When I first watched Dreams, it was so refreshing to me, because I hadn’t seen anything like it before, nothing which had that style or artistic approach. All of that was really striking to me, but it was also that it had, in a strange way, a perspective on life that I had always hoped for. Just thinking about it makes me want to watch it again right now. I love sharing this movie with people. It’s such a resonant work, and each of its stories affects you in such a different way. I have certain vignettes that are my favorites – I love the blizzard, and also the story about the peach orchard – but everything about it is so wonderful, and it’s an experience that combines the visual, emotional and spiritual in an amazing way.
I love Vince Guaraldi. He’s such an amazing man and not that many people know of him, or they just connect him with the Peanuts cartoons or Charlie Brown, which he composed music for. For some reason, I really love jazz, and when I first heard Vince Guaraldi’s work, his style of playing just blew me away. It just hits you! I then had the experience of getting to know his music properly. I grew up with the Peanuts cartoons as well and I loved those holiday specials when I was a kid, but there’s so much more to him than that!
For some reason, I initially had this idea that Guaraldi was an older, gray-haired man; I had totally the wrong impression of him. But then when I looked him up, I was even more impressed and fell in love with this man known as Dr. Funk, who had the sweetest handlebar moustache.
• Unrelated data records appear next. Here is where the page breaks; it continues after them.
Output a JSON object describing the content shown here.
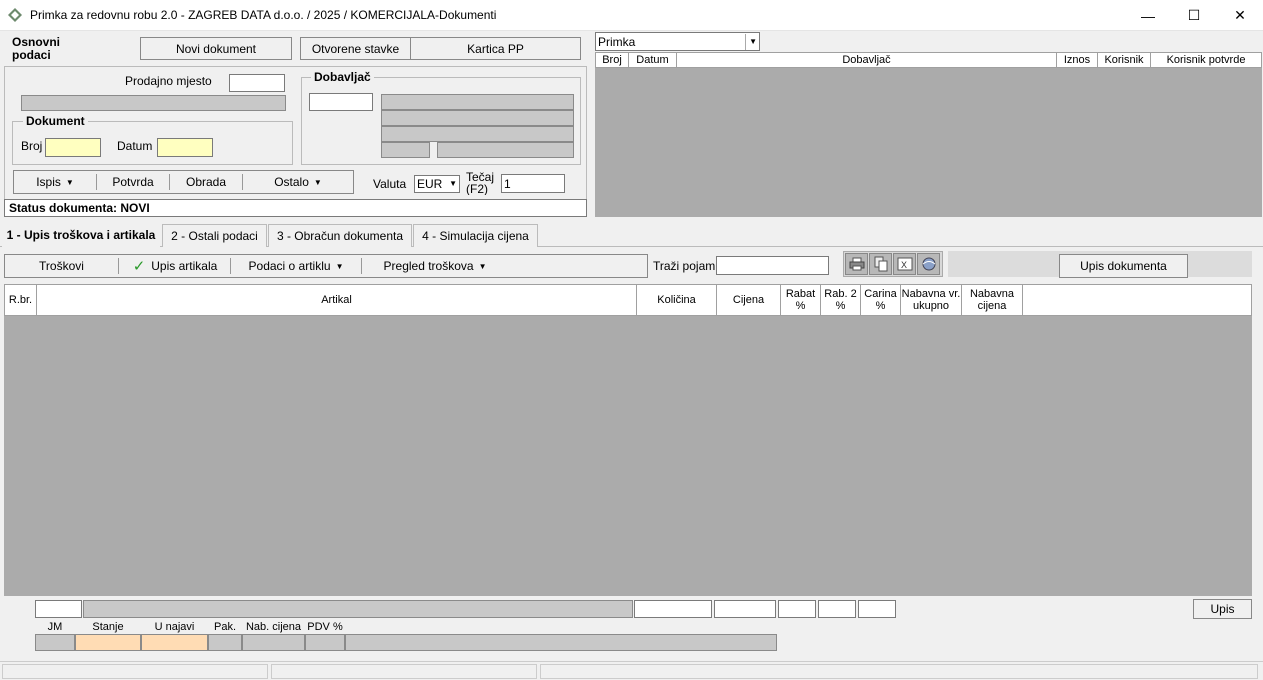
{
  "window": {
    "title": "Primka za redovnu robu  2.0 - ZAGREB DATA d.o.o.   /    2025    /  KOMERCIJALA-Dokumenti",
    "minimize": "—",
    "maximize": "☐",
    "close": "✕"
  },
  "top": {
    "section_label": "Osnovni podaci",
    "novi_dokument": "Novi dokument",
    "otvorene_stavke": "Otvorene stavke",
    "kartica_pp": "Kartica PP",
    "prodajno_mjesto_label": "Prodajno mjesto",
    "prodajno_mjesto_value": "",
    "dokument_group": "Dokument",
    "broj_label": "Broj",
    "datum_label": "Datum",
    "dobavljac_group": "Dobavljač",
    "ispis": "Ispis",
    "potvrda": "Potvrda",
    "obrada": "Obrada",
    "ostalo": "Ostalo",
    "valuta_label": "Valuta",
    "valuta_value": "EUR",
    "tecaj_label": "Tečaj (F2)",
    "tecaj_value": "1",
    "status": "Status dokumenta: NOVI"
  },
  "right_list": {
    "type_select": "Primka",
    "columns": [
      "Broj",
      "Datum",
      "Dobavljač",
      "Iznos",
      "Korisnik",
      "Korisnik potvrde"
    ]
  },
  "tabs": [
    {
      "label": "1 - Upis troškova i artikala",
      "active": true
    },
    {
      "label": "2 - Ostali podaci",
      "active": false
    },
    {
      "label": "3 - Obračun dokumenta",
      "active": false
    },
    {
      "label": "4 - Simulacija cijena",
      "active": false
    }
  ],
  "toolbar": {
    "troskovi": "Troškovi",
    "upis_artikala": "Upis artikala",
    "podaci_o_artiklu": "Podaci o artiklu",
    "pregled_troskova": "Pregled troškova",
    "trazi_pojam_label": "Traži pojam",
    "upis_dokumenta": "Upis dokumenta"
  },
  "grid": {
    "columns": [
      "R.br.",
      "Artikal",
      "Količina",
      "Cijena",
      "Rabat %",
      "Rab. 2 %",
      "Carina %",
      "Nabavna vr. ukupno",
      "Nabavna cijena"
    ]
  },
  "bottom": {
    "upis": "Upis",
    "info_labels": [
      "JM",
      "Stanje",
      "U najavi",
      "Pak.",
      "Nab. cijena",
      "PDV %"
    ]
  },
  "colors": {
    "grid_bg": "#ababab",
    "highlight_input": "#ffffc0",
    "stanje_cell": "#ffdcb4"
  }
}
He also came up with his own technique of playing the piano, because his fingers weren’t as long as you would expect for a pianist. He’s just the coolest man, and what he contributed to the jazz scene – and the music that he made – is just incredible.
Because I love Northern California, my husband and I recently went up north for a trip. I was so happy because I was able to go to Menlo Park, where Vince Guaraldi lived, and visit the cemetery where he and his mother are buried. I brought him some flowers, and I was happy to be able to stand by his grave and say, “Hey, Dr. Funk, you’re amazing. Thank you for everything that you contributed!”